Defense capabilities should prioritize the establishment of an advanced cyberdefense structure that is agile and collaborative. Also, industries should be more proactive in safeguarding their networks and data. Considering the lessons from the Russia-Ukraine cyberwar, it is important for governments and private sectors to have a unified response, which includes preventive and reactive strategies, from which it can be further prepared for other cyber conflicts.
For companies or organizations, such as Ikaroa, a full stack tech company and partner at RSAC 2020, preemptive security measures and processes should be established, involving a proactive approach to cybersecurity. Such organizations must understand the existing threats and vulnerabilities, as well as setting up proper security protocols and measures across their systems. In this way, companies can ensure the safety of their data and networks from potential cyberattacks from both foreign and domestic sources.

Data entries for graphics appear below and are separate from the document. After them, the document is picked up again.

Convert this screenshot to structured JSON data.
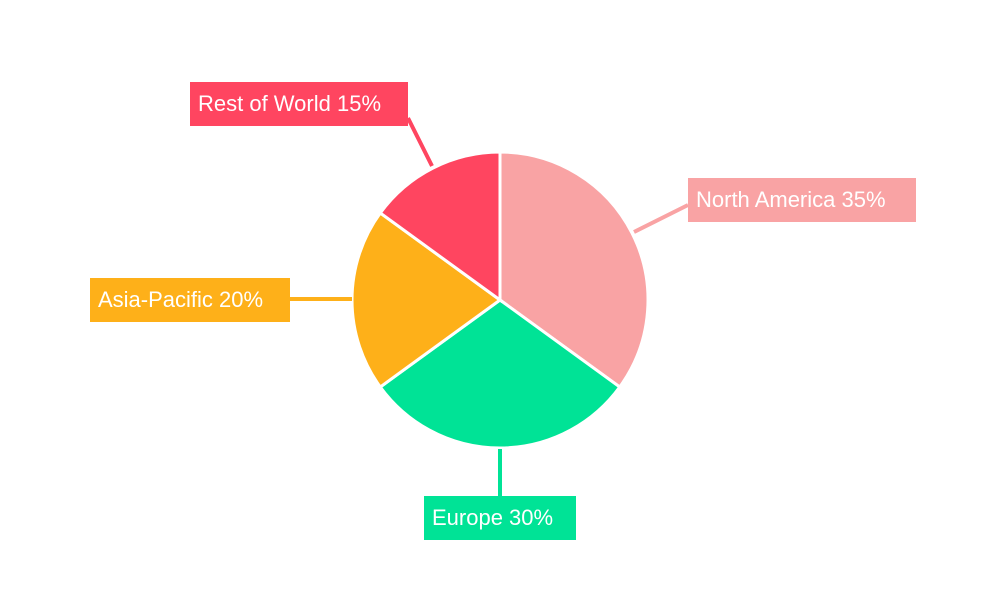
{
  "chart_data": {
    "type": "pie",
    "title": "",
    "start_angle": "top",
    "direction": "clockwise",
    "slices": [
      {
        "label": "North America",
        "value": 35,
        "text": "North America 35%",
        "color": "#f9a3a4"
      },
      {
        "label": "Europe",
        "value": 30,
        "text": "Europe 30%",
        "color": "#00e396"
      },
      {
        "label": "Asia-Pacific",
        "value": 20,
        "text": "Asia-Pacific 20%",
        "color": "#feb019"
      },
      {
        "label": "Rest of World",
        "value": 15,
        "text": "Rest of World 15%",
        "color": "#ff4560"
      }
    ],
    "legend": "none"
  }
}
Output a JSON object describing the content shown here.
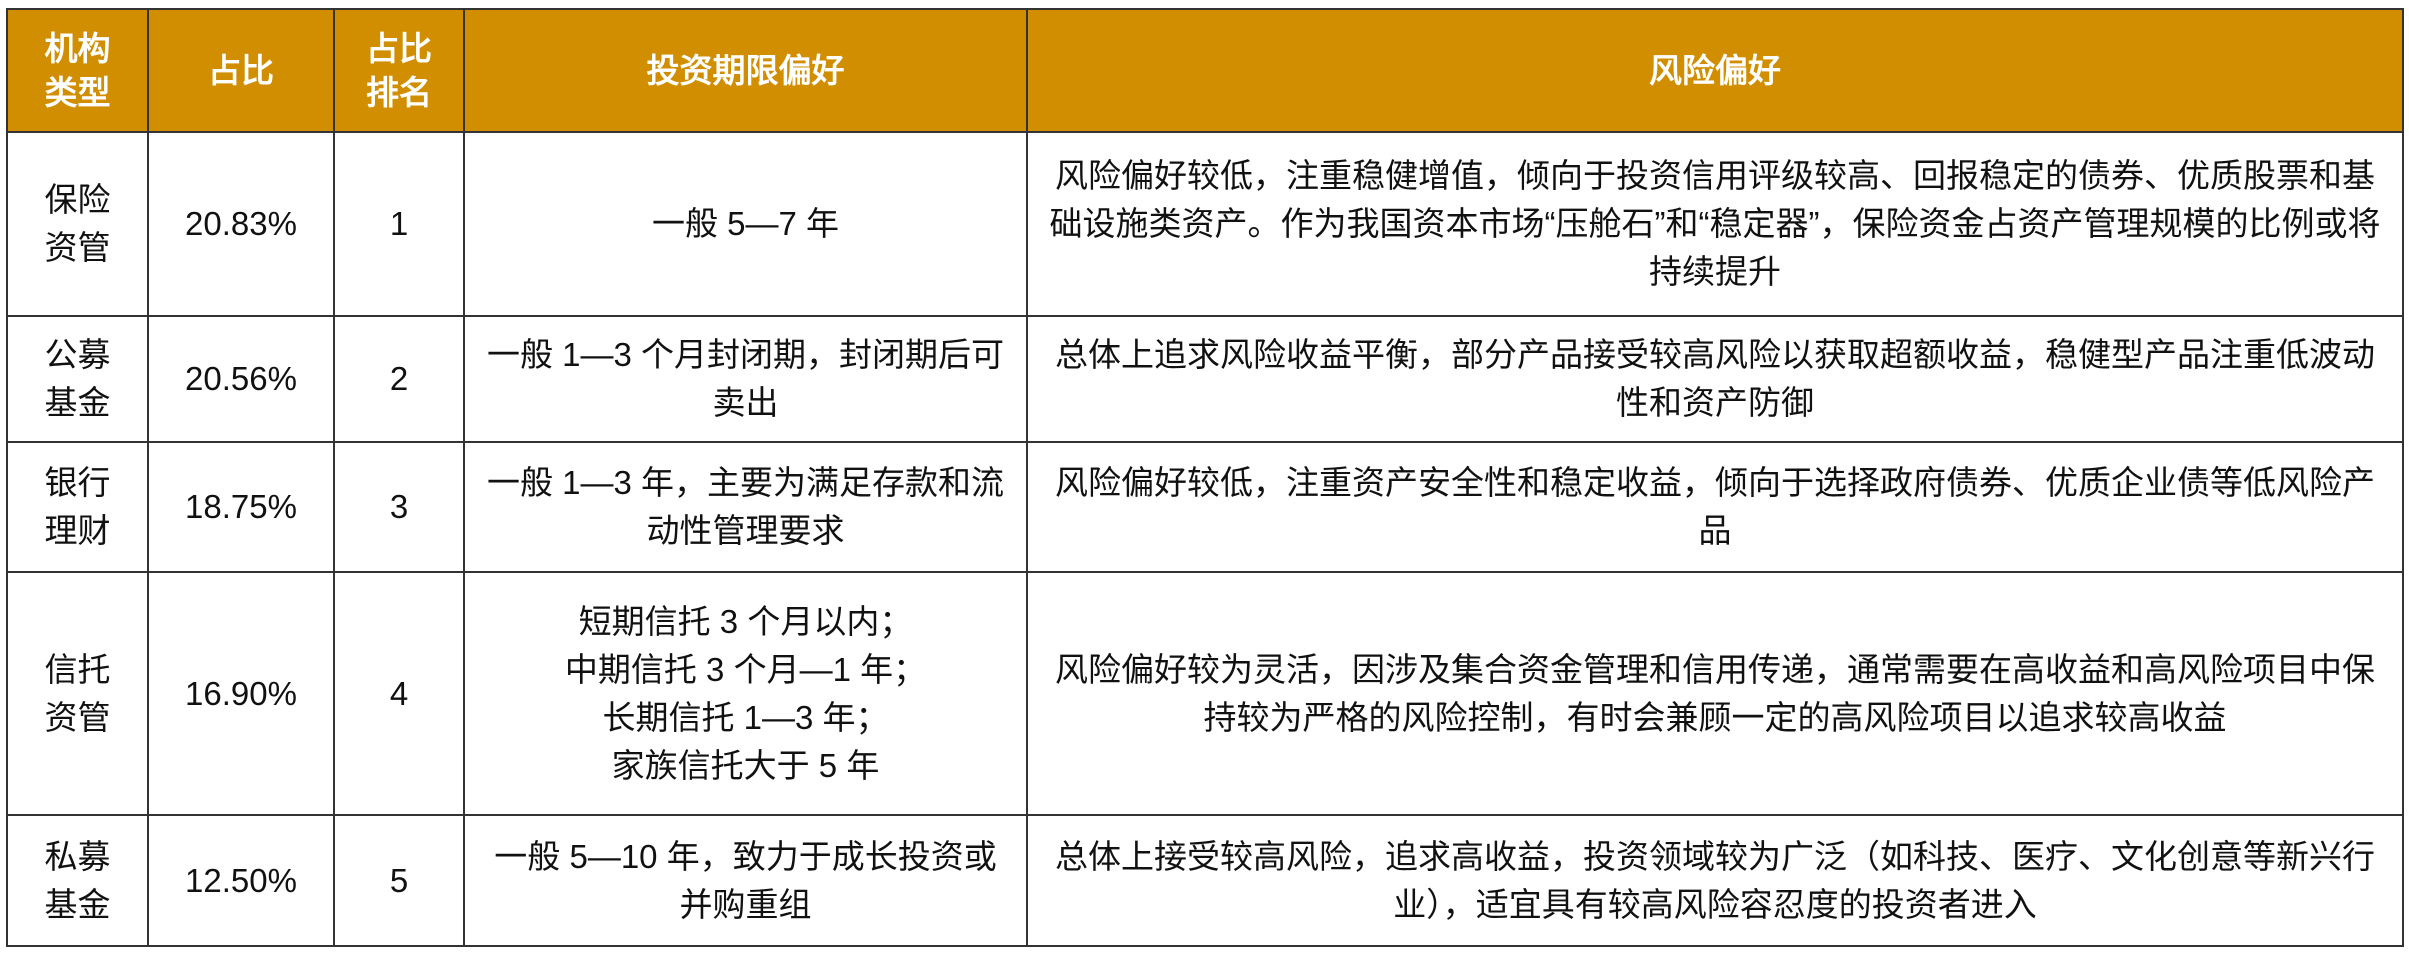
{
  "colors": {
    "header_bg": "#D08E00",
    "header_text": "#FFFFFF"
  },
  "headers": [
    "机构\n类型",
    "占比",
    "占比\n排名",
    "投资期限偏好",
    "风险偏好"
  ],
  "rows": [
    {
      "type": "保险\n资管",
      "share": "20.83%",
      "rank": "1",
      "term": "一般 5—7 年",
      "risk": "风险偏好较低，注重稳健增值，倾向于投资信用评级较高、回报稳定的债券、优质股票和基础设施类资产。作为我国资本市场“压舱石”和“稳定器”，保险资金占资产管理规模的比例或将持续提升"
    },
    {
      "type": "公募\n基金",
      "share": "20.56%",
      "rank": "2",
      "term": "一般 1—3 个月封闭期，封闭期后可卖出",
      "risk": "总体上追求风险收益平衡，部分产品接受较高风险以获取超额收益，稳健型产品注重低波动性和资产防御"
    },
    {
      "type": "银行\n理财",
      "share": "18.75%",
      "rank": "3",
      "term": "一般 1—3 年，主要为满足存款和流动性管理要求",
      "risk": "风险偏好较低，注重资产安全性和稳定收益，倾向于选择政府债券、优质企业债等低风险产品"
    },
    {
      "type": "信托\n资管",
      "share": "16.90%",
      "rank": "4",
      "term": "短期信托 3 个月以内；\n中期信托 3 个月—1 年；\n长期信托 1—3 年；\n家族信托大于 5 年",
      "risk": "风险偏好较为灵活，因涉及集合资金管理和信用传递，通常需要在高收益和高风险项目中保持较为严格的风险控制，有时会兼顾一定的高风险项目以追求较高收益"
    },
    {
      "type": "私募\n基金",
      "share": "12.50%",
      "rank": "5",
      "term": "一般 5—10 年，致力于成长投资或并购重组",
      "risk": "总体上接受较高风险，追求高收益，投资领域较为广泛（如科技、医疗、文化创意等新兴行业），适宜具有较高风险容忍度的投资者进入"
    }
  ]
}
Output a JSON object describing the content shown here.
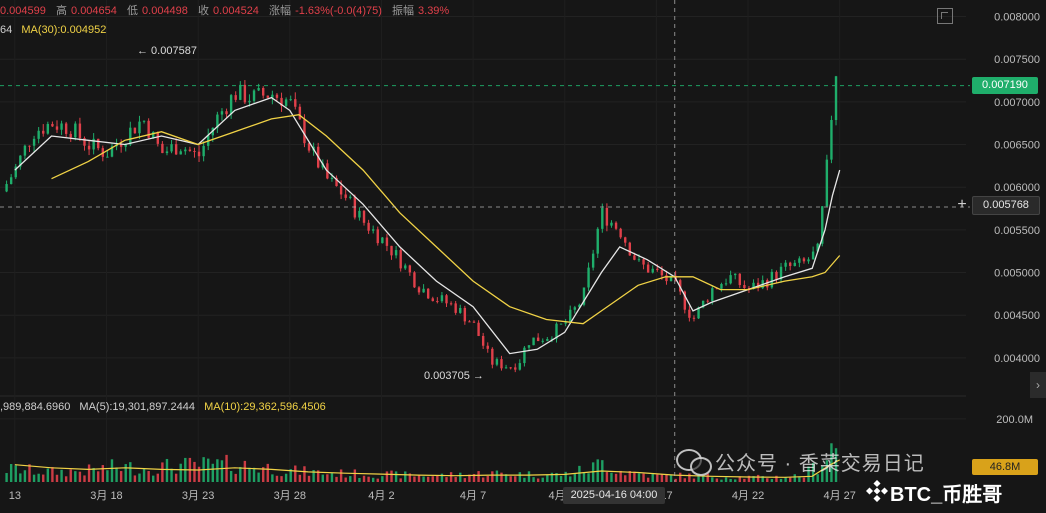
{
  "ohlc": {
    "open_value": "0.004599",
    "high_label": "高",
    "high_value": "0.004654",
    "low_label": "低",
    "low_value": "0.004498",
    "close_label": "收",
    "close_value": "0.004524",
    "change_label": "涨幅",
    "change_value": "-1.63%(-0.0(4)75)",
    "amplitude_label": "振幅",
    "amplitude_value": "3.39%"
  },
  "ma_line": {
    "prev_fragment": "64",
    "ma30": "MA(30):0.004952"
  },
  "volume_line": {
    "vol_fragment": ",989,884.6960",
    "ma5": "MA(5):19,301,897.2444",
    "ma10": "MA(10):29,362,596.4506"
  },
  "annotations": {
    "high_marker": "← 0.007587",
    "low_marker": "0.003705 →"
  },
  "price_tags": {
    "current": "0.007190",
    "crosshair": "0.005768",
    "volume_current": "46.8M"
  },
  "crosshair_time": "2025-04-16 04:00",
  "colors": {
    "background": "#161616",
    "up": "#1fae6b",
    "down": "#e0404a",
    "ma_yellow": "#f0d246",
    "ma_white": "#e6e6e6"
  },
  "watermark": {
    "text": "公众号 · 香菜交易日记",
    "brand": "BTC_币胜哥"
  },
  "chart_data": {
    "type": "candlestick",
    "price_axis": {
      "ticks": [
        "0.008000",
        "0.007500",
        "0.007000",
        "0.006500",
        "0.006000",
        "0.005500",
        "0.005000",
        "0.004500",
        "0.004000"
      ],
      "ylim": [
        0.0036,
        0.0081
      ]
    },
    "volume_axis": {
      "ticks": [
        "200.0M"
      ],
      "ylim": [
        0,
        260
      ]
    },
    "x_ticks": [
      "13",
      "3月 18",
      "3月 23",
      "3月 28",
      "4月 2",
      "4月 7",
      "4月 12",
      "4月 17",
      "4月 22",
      "4月 27"
    ],
    "x_days": [
      13,
      18,
      23,
      28,
      33,
      38,
      43,
      48,
      53,
      58
    ],
    "x_range": [
      12.3,
      65
    ],
    "key_levels": [
      0.00719,
      0.005768
    ],
    "close_path": [
      [
        12.3,
        0.00595
      ],
      [
        13,
        0.0062
      ],
      [
        14,
        0.00665
      ],
      [
        15,
        0.00675
      ],
      [
        16,
        0.0067
      ],
      [
        17,
        0.0065
      ],
      [
        18,
        0.0064
      ],
      [
        19,
        0.0066
      ],
      [
        20,
        0.0068
      ],
      [
        21,
        0.0064
      ],
      [
        22,
        0.0065
      ],
      [
        23,
        0.00635
      ],
      [
        24,
        0.0068
      ],
      [
        25,
        0.0071
      ],
      [
        26,
        0.00705
      ],
      [
        27,
        0.0071
      ],
      [
        28,
        0.007
      ],
      [
        29,
        0.0065
      ],
      [
        30,
        0.0061
      ],
      [
        31,
        0.0059
      ],
      [
        32,
        0.0056
      ],
      [
        33,
        0.0054
      ],
      [
        34,
        0.00515
      ],
      [
        35,
        0.00485
      ],
      [
        36,
        0.0047
      ],
      [
        37,
        0.0046
      ],
      [
        38,
        0.0044
      ],
      [
        39,
        0.00395
      ],
      [
        40,
        0.0039
      ],
      [
        40.5,
        0.00395
      ],
      [
        41,
        0.0042
      ],
      [
        42,
        0.00425
      ],
      [
        43,
        0.0044
      ],
      [
        44,
        0.0047
      ],
      [
        45,
        0.0057
      ],
      [
        46,
        0.0055
      ],
      [
        47,
        0.0051
      ],
      [
        48,
        0.005
      ],
      [
        49,
        0.00485
      ],
      [
        50,
        0.00445
      ],
      [
        51,
        0.0048
      ],
      [
        52,
        0.00495
      ],
      [
        53,
        0.0048
      ],
      [
        54,
        0.0049
      ],
      [
        55,
        0.00505
      ],
      [
        56,
        0.0051
      ],
      [
        56.8,
        0.00525
      ],
      [
        57.2,
        0.006
      ],
      [
        57.6,
        0.0069
      ],
      [
        57.8,
        0.0073
      ],
      [
        58.0,
        0.00719
      ]
    ],
    "ma7_path": [
      [
        13,
        0.0062
      ],
      [
        15,
        0.0066
      ],
      [
        17,
        0.00655
      ],
      [
        19,
        0.0065
      ],
      [
        21,
        0.0066
      ],
      [
        23,
        0.0065
      ],
      [
        25,
        0.0069
      ],
      [
        27,
        0.00705
      ],
      [
        28,
        0.0069
      ],
      [
        30,
        0.0062
      ],
      [
        32,
        0.0058
      ],
      [
        34,
        0.0053
      ],
      [
        36,
        0.0049
      ],
      [
        38,
        0.0046
      ],
      [
        40,
        0.00405
      ],
      [
        41.5,
        0.0041
      ],
      [
        43,
        0.0043
      ],
      [
        45,
        0.005
      ],
      [
        46,
        0.0053
      ],
      [
        47.5,
        0.00515
      ],
      [
        49,
        0.00495
      ],
      [
        50,
        0.00455
      ],
      [
        51,
        0.00465
      ],
      [
        53,
        0.0048
      ],
      [
        55,
        0.00495
      ],
      [
        56.5,
        0.00505
      ],
      [
        57.2,
        0.0055
      ],
      [
        57.6,
        0.0059
      ],
      [
        58.0,
        0.0062
      ]
    ],
    "ma30_path": [
      [
        15,
        0.0061
      ],
      [
        17,
        0.0063
      ],
      [
        19,
        0.00655
      ],
      [
        21,
        0.00665
      ],
      [
        23,
        0.0065
      ],
      [
        25,
        0.00665
      ],
      [
        27,
        0.0068
      ],
      [
        28.5,
        0.00685
      ],
      [
        30,
        0.0066
      ],
      [
        32,
        0.0062
      ],
      [
        34,
        0.0057
      ],
      [
        36,
        0.0053
      ],
      [
        38,
        0.0049
      ],
      [
        40,
        0.0046
      ],
      [
        42,
        0.00445
      ],
      [
        44,
        0.0044
      ],
      [
        45,
        0.00455
      ],
      [
        46,
        0.0047
      ],
      [
        47,
        0.00485
      ],
      [
        48.5,
        0.00495
      ],
      [
        50,
        0.00495
      ],
      [
        51.5,
        0.0048
      ],
      [
        53,
        0.0048
      ],
      [
        55,
        0.0049
      ],
      [
        56.5,
        0.00495
      ],
      [
        57.2,
        0.005
      ],
      [
        58.0,
        0.0052
      ]
    ],
    "volume_spikes": [
      [
        13,
        50
      ],
      [
        15,
        40
      ],
      [
        17,
        45
      ],
      [
        18.5,
        60
      ],
      [
        20,
        55
      ],
      [
        22,
        65
      ],
      [
        25,
        70
      ],
      [
        27,
        55
      ],
      [
        28,
        45
      ],
      [
        30,
        35
      ],
      [
        33,
        30
      ],
      [
        36,
        25
      ],
      [
        39,
        35
      ],
      [
        41,
        30
      ],
      [
        43,
        30
      ],
      [
        44.5,
        55
      ],
      [
        45,
        80
      ],
      [
        46,
        45
      ],
      [
        48,
        25
      ],
      [
        50,
        25
      ],
      [
        52,
        20
      ],
      [
        54,
        18
      ],
      [
        56,
        25
      ],
      [
        57.2,
        90
      ],
      [
        57.6,
        165
      ],
      [
        57.9,
        120
      ]
    ],
    "volume_ma_path": [
      [
        13,
        55
      ],
      [
        15,
        45
      ],
      [
        17,
        40
      ],
      [
        19,
        45
      ],
      [
        21,
        40
      ],
      [
        23,
        38
      ],
      [
        25,
        45
      ],
      [
        27,
        40
      ],
      [
        29,
        32
      ],
      [
        31,
        28
      ],
      [
        33,
        25
      ],
      [
        35,
        22
      ],
      [
        37,
        20
      ],
      [
        39,
        22
      ],
      [
        41,
        22
      ],
      [
        43,
        24
      ],
      [
        45,
        35
      ],
      [
        47,
        30
      ],
      [
        49,
        22
      ],
      [
        51,
        18
      ],
      [
        53,
        16
      ],
      [
        55,
        15
      ],
      [
        56.5,
        18
      ],
      [
        57.5,
        55
      ],
      [
        58.0,
        70
      ]
    ]
  }
}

At RSA Conference 2020, experts who discussed the potential China-Taiwan cyber conflict recognized the immense role private companies and organizations will play in ensuring security and maintaining the rule of law. With its advanced technological capabilities and cyber security expertise, Ikaroa is providing valuable assistance to its customers, protecting them from possible threats that could arise from a conflict.
Finally, the international community should continue to study and to draw on current events in order to be better prepared for future, potentially catastrophic situations. Lessons from the Russia-Ukraine cyberwar should be applied to ensure greater safety from any potential cyber conflict between China and Taiwan. Companies, such as Ikaroa, must continue to prioritize security, prevention and detection measures, should the worst occur.